My name is Annie, and I’m a rising senior at Stanford University studying Symbolic Systems, which integrates computer science, psychology, and other fields. I’m especially interested in health psychology and human computer interaction in health technology, plus running is one of my favorite things to do. Strava obviously incorporates all of these academic and personal interests, making it an absolutely awesome place to be!
At Strava, I work on the growth team, which focuses on increasing new registration and activation with the goal of boosting Strava’s active users. The unofficial mantra of the growth team is that we’re “FIRED UP!!!!” which means we are an enthusiastic and energetic group. One way we exercise this enthusiasm is by being, as one of us said last week, a “mean, lean, testing machine.” In other words, one of our focuses as a team is to speedily create iterative A/B tests.
A/B testing is extremely cool. With just a few lines of code and some help from both a 3rd party (Apptimize) as well as our own internal experiments and cohorting infrastructure, we can measure how a simple copy change impacts the number of users who connect to Strava through Facebook, or how giving a product tutorial during onboarding can change the activation rate of new users.
A/B testing was especially exciting for me to dive into because I came in with a background doing academic research. At Stanford, I’ve worked as a research assistant for the past three years in the Mind and Body Lab, doing psychological research. After working there for so long, I’m accustomed to the glacial pace of academic research — everything has to go through the Institutional Review Board before you can start a study, and after you’ve spent months recruiting and running each participant through the study, the publishing process can take over a year.
At Strava, things work differently. We don’t hesitate to run multiple experiments at the same time, and our tests can be thought up and executed within twenty minutes. For example, during my second week, I asked a coworker if we had experimented with the copy of our “Connect to Facebook” buttons at all.
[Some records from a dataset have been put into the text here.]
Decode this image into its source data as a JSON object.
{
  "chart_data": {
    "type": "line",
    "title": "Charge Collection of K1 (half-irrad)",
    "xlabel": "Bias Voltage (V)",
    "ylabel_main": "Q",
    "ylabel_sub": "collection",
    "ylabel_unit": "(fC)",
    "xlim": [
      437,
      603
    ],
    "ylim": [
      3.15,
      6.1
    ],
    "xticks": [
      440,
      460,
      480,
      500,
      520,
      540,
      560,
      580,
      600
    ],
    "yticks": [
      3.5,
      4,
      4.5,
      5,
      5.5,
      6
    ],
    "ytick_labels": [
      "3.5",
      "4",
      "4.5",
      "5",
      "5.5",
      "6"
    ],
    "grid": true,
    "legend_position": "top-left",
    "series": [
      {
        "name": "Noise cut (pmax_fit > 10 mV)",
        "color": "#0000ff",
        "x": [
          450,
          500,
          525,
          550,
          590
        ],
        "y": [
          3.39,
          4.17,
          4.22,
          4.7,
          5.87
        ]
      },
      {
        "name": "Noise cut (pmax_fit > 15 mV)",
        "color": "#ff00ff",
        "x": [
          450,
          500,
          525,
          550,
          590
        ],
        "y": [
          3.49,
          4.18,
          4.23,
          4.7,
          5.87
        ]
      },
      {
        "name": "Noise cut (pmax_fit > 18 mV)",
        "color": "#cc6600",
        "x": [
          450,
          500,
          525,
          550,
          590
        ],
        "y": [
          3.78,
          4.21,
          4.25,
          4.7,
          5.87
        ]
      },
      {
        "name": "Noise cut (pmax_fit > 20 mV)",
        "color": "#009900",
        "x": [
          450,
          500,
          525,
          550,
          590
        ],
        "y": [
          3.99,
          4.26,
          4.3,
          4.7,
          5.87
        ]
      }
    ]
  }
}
These buttons encourage users to connect their Facebook accounts and phone contacts so that we use their social graphs to connect them to Strava’s social network. “Nope,” she said, “why don’t you run a test on it?”
The test took about 20 minutes to set up, and increased the amount of people who click on that button by eight percent.This is a great example of two things: the attitude the growth team has around testing and the way Strava encourages interns to take ownership of things they feel like matter in the product.
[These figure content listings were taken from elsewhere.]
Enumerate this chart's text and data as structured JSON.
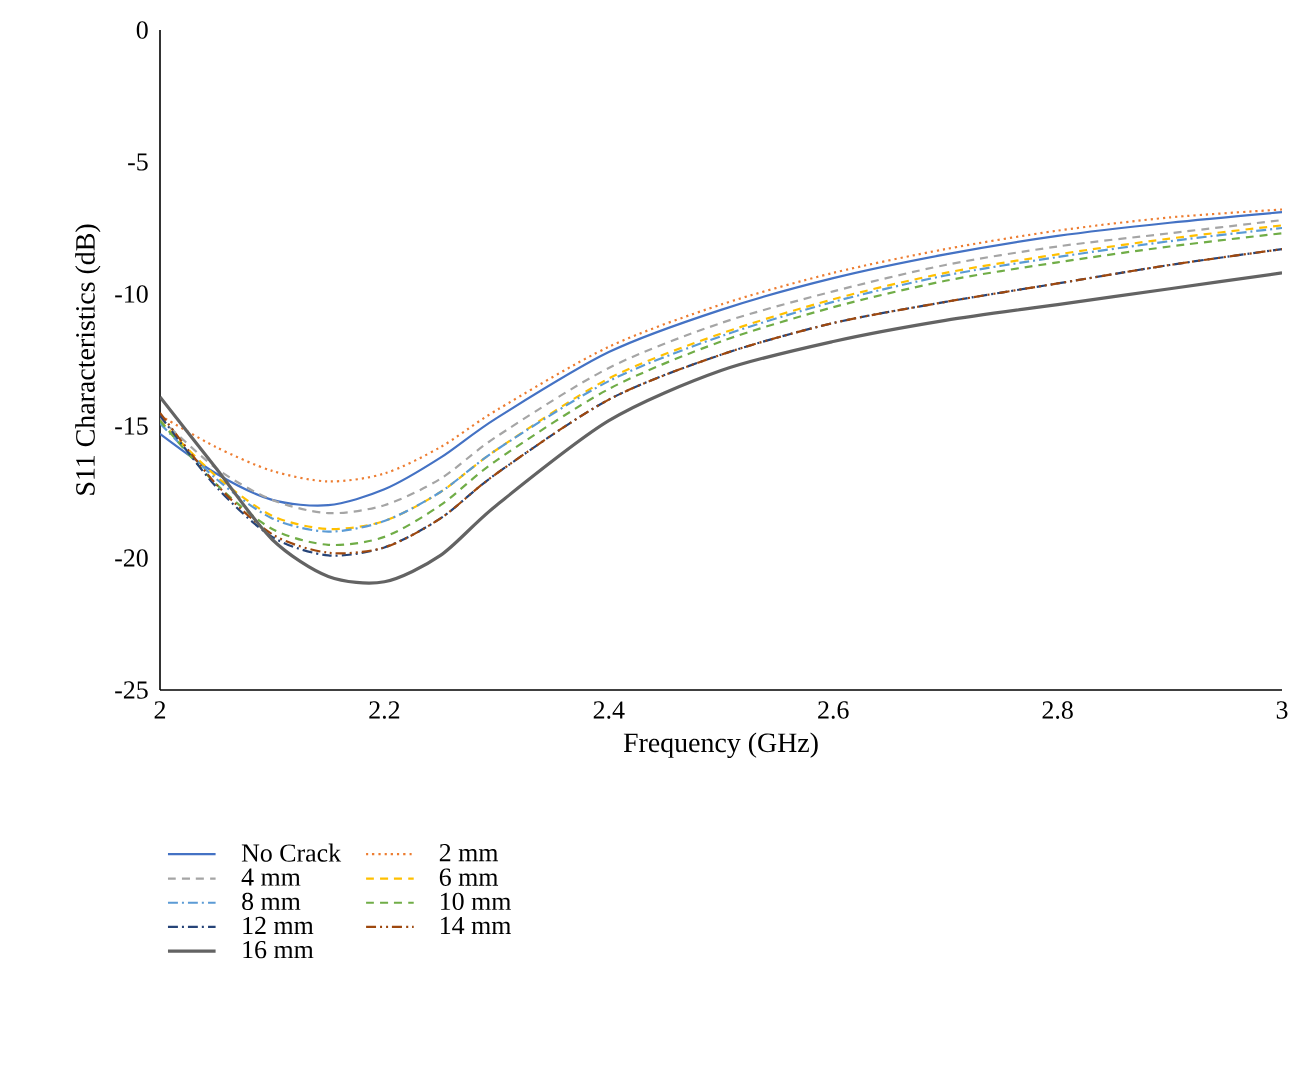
{
  "chart_data": {
    "type": "line",
    "xlabel": "Frequency (GHz)",
    "ylabel": "S11 Characteristics (dB)",
    "x": [
      2.0,
      2.05,
      2.1,
      2.15,
      2.2,
      2.25,
      2.3,
      2.4,
      2.5,
      2.6,
      2.7,
      2.8,
      2.9,
      3.0
    ],
    "xlim": [
      2,
      3
    ],
    "xticks": [
      2,
      2.2,
      2.4,
      2.6,
      2.8,
      3
    ],
    "ylim": [
      -25,
      0
    ],
    "yticks": [
      -25,
      -20,
      -15,
      -10,
      -5,
      0
    ],
    "grid": false,
    "legend": "bottom",
    "series": [
      {
        "name": "No Crack",
        "color": "#4472c4",
        "line_style": "solid",
        "values": [
          -15.3,
          -16.8,
          -17.8,
          -18.0,
          -17.4,
          -16.2,
          -14.7,
          -12.2,
          -10.6,
          -9.4,
          -8.5,
          -7.8,
          -7.3,
          -6.9
        ]
      },
      {
        "name": "2 mm",
        "color": "#ed7d31",
        "line_style": "dotted",
        "values": [
          -14.6,
          -15.8,
          -16.7,
          -17.1,
          -16.8,
          -15.8,
          -14.4,
          -12.0,
          -10.4,
          -9.2,
          -8.3,
          -7.6,
          -7.1,
          -6.8
        ]
      },
      {
        "name": "4 mm",
        "color": "#a5a5a5",
        "line_style": "dashed",
        "values": [
          -14.7,
          -16.6,
          -17.8,
          -18.3,
          -18.0,
          -17.0,
          -15.4,
          -12.8,
          -11.1,
          -9.9,
          -8.9,
          -8.2,
          -7.7,
          -7.2
        ]
      },
      {
        "name": "6 mm",
        "color": "#ffc000",
        "line_style": "dashed",
        "values": [
          -14.8,
          -16.9,
          -18.4,
          -18.9,
          -18.6,
          -17.5,
          -15.9,
          -13.2,
          -11.5,
          -10.2,
          -9.2,
          -8.5,
          -7.9,
          -7.4
        ]
      },
      {
        "name": "8 mm",
        "color": "#5b9bd5",
        "line_style": "dashdot",
        "values": [
          -14.9,
          -17.0,
          -18.5,
          -19.0,
          -18.6,
          -17.5,
          -15.9,
          -13.3,
          -11.6,
          -10.3,
          -9.3,
          -8.6,
          -8.0,
          -7.5
        ]
      },
      {
        "name": "10 mm",
        "color": "#70ad47",
        "line_style": "dashed",
        "values": [
          -14.8,
          -17.2,
          -18.9,
          -19.5,
          -19.2,
          -18.0,
          -16.3,
          -13.6,
          -11.8,
          -10.5,
          -9.5,
          -8.8,
          -8.2,
          -7.7
        ]
      },
      {
        "name": "12 mm",
        "color": "#264478",
        "line_style": "dashdot",
        "values": [
          -14.6,
          -17.3,
          -19.2,
          -19.9,
          -19.6,
          -18.5,
          -16.8,
          -14.0,
          -12.3,
          -11.1,
          -10.3,
          -9.6,
          -8.9,
          -8.3
        ]
      },
      {
        "name": "14 mm",
        "color": "#9e480e",
        "line_style": "dashdotdot",
        "values": [
          -14.5,
          -17.2,
          -19.1,
          -19.8,
          -19.6,
          -18.5,
          -16.8,
          -14.0,
          -12.3,
          -11.1,
          -10.3,
          -9.6,
          -8.9,
          -8.3
        ]
      },
      {
        "name": "16 mm",
        "color": "#636363",
        "line_style": "solid",
        "values": [
          -13.9,
          -16.6,
          -19.3,
          -20.7,
          -20.9,
          -19.9,
          -18.0,
          -14.8,
          -12.9,
          -11.8,
          -11.0,
          -10.4,
          -9.8,
          -9.2
        ]
      }
    ]
  }
}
This was one extremely simple A/B test, but things can get more complicated too. Over the past few weeks, we’ve brainstormed, designed, and rolled out four A/B tests on a version of one screen in the app. These tests are complicated for lots of reasons — they test multiple changes made on the same screen, they alter code that is not often changed, and they require a lot of moving parts to be coordinated all at once between designers and engineers.
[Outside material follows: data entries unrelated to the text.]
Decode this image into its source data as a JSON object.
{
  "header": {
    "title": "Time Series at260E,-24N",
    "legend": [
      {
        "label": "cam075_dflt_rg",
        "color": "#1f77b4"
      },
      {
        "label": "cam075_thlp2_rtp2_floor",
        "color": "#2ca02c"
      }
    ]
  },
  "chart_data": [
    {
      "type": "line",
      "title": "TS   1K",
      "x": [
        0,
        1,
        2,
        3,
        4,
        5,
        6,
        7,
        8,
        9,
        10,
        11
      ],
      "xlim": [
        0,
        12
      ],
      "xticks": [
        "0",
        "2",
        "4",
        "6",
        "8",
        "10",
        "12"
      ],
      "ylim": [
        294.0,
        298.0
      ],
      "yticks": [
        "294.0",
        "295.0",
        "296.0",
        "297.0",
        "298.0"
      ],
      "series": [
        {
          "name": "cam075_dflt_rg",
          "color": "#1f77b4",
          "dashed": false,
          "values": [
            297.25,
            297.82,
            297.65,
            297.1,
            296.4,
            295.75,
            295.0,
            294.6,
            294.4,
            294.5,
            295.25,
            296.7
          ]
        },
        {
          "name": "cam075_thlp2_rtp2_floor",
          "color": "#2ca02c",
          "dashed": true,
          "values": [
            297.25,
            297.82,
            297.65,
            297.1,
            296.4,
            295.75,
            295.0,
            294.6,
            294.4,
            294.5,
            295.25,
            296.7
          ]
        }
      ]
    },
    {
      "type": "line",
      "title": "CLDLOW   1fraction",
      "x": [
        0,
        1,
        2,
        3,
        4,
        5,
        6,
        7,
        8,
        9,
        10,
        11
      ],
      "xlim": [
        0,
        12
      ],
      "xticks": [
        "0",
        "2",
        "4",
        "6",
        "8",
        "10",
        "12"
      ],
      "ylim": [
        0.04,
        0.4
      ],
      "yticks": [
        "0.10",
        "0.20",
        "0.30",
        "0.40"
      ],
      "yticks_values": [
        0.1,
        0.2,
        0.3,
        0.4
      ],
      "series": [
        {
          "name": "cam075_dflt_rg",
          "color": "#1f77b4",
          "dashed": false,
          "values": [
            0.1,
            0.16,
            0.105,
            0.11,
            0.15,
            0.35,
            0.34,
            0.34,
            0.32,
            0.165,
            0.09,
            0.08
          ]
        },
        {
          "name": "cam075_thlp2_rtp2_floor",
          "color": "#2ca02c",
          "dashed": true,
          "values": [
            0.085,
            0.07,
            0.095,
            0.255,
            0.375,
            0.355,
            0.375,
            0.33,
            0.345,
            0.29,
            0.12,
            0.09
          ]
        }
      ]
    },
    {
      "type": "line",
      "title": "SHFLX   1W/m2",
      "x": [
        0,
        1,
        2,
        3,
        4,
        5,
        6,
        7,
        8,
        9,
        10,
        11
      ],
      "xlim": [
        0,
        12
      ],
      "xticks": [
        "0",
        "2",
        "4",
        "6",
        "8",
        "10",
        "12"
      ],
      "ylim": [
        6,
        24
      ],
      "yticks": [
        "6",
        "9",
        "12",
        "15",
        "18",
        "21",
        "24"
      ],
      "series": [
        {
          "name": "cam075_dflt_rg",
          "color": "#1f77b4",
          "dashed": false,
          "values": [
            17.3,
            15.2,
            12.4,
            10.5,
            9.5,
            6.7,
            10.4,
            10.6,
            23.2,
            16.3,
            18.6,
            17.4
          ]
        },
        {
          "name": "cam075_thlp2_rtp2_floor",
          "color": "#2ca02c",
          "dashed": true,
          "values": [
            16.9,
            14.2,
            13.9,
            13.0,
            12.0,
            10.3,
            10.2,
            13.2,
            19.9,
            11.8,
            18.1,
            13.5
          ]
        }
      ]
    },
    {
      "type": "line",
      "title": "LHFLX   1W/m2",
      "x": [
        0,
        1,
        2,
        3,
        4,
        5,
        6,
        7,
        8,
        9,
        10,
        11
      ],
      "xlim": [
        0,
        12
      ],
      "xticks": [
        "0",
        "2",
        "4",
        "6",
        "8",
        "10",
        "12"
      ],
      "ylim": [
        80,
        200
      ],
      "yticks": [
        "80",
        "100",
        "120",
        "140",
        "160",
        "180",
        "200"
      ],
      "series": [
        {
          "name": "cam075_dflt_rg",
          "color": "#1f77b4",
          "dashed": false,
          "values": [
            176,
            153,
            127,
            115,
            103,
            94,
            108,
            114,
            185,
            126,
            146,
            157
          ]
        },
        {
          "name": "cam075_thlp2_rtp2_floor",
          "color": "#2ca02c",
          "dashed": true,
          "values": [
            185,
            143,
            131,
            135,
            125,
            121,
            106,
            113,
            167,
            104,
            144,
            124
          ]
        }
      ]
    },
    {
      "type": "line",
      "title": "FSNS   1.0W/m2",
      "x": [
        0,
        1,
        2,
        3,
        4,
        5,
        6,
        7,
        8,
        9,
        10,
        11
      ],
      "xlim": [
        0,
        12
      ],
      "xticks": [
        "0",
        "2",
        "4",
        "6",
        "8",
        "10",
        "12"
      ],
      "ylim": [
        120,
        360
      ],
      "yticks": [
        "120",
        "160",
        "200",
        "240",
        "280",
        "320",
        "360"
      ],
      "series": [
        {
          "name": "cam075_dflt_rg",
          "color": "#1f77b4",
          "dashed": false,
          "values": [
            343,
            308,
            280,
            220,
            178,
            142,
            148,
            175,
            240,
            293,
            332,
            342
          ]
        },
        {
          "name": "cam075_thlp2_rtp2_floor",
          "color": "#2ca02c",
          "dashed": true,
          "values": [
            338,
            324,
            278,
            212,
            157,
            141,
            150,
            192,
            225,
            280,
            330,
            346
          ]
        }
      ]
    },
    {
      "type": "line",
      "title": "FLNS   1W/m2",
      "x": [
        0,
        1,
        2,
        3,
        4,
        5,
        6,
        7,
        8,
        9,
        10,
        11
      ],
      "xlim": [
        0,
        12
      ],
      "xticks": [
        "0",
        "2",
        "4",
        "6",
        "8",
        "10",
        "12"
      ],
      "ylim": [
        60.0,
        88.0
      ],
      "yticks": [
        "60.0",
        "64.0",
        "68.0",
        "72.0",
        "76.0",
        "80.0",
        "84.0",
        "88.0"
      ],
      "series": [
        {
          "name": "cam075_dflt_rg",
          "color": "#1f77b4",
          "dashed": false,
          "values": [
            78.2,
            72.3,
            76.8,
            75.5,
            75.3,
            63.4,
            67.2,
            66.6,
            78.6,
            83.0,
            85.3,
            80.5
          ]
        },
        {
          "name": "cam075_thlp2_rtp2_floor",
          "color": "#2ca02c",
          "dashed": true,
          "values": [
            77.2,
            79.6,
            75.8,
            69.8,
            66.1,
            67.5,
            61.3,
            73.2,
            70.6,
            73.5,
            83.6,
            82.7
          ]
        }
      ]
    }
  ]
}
One unexpected realization we encountered during this process was that testing cadence (how long you need to run a test in order to reach a statistically significant result) can be different than engineering cadence (how much time it takes to write the test and get it ready to roll out). Balancing these various processes forces us to make a lot of decisions that require us to weigh speed against the accuracy of potential learnings.
Of course, academic research and A/B testing within a tech company do share many things, as they are both iterative, continuous processes of making observations, developing hypotheses, operationalizing concepts and writing tests, then gathering findings and improving your understanding with each cycle. In both cases, this process is satisfying and exciting.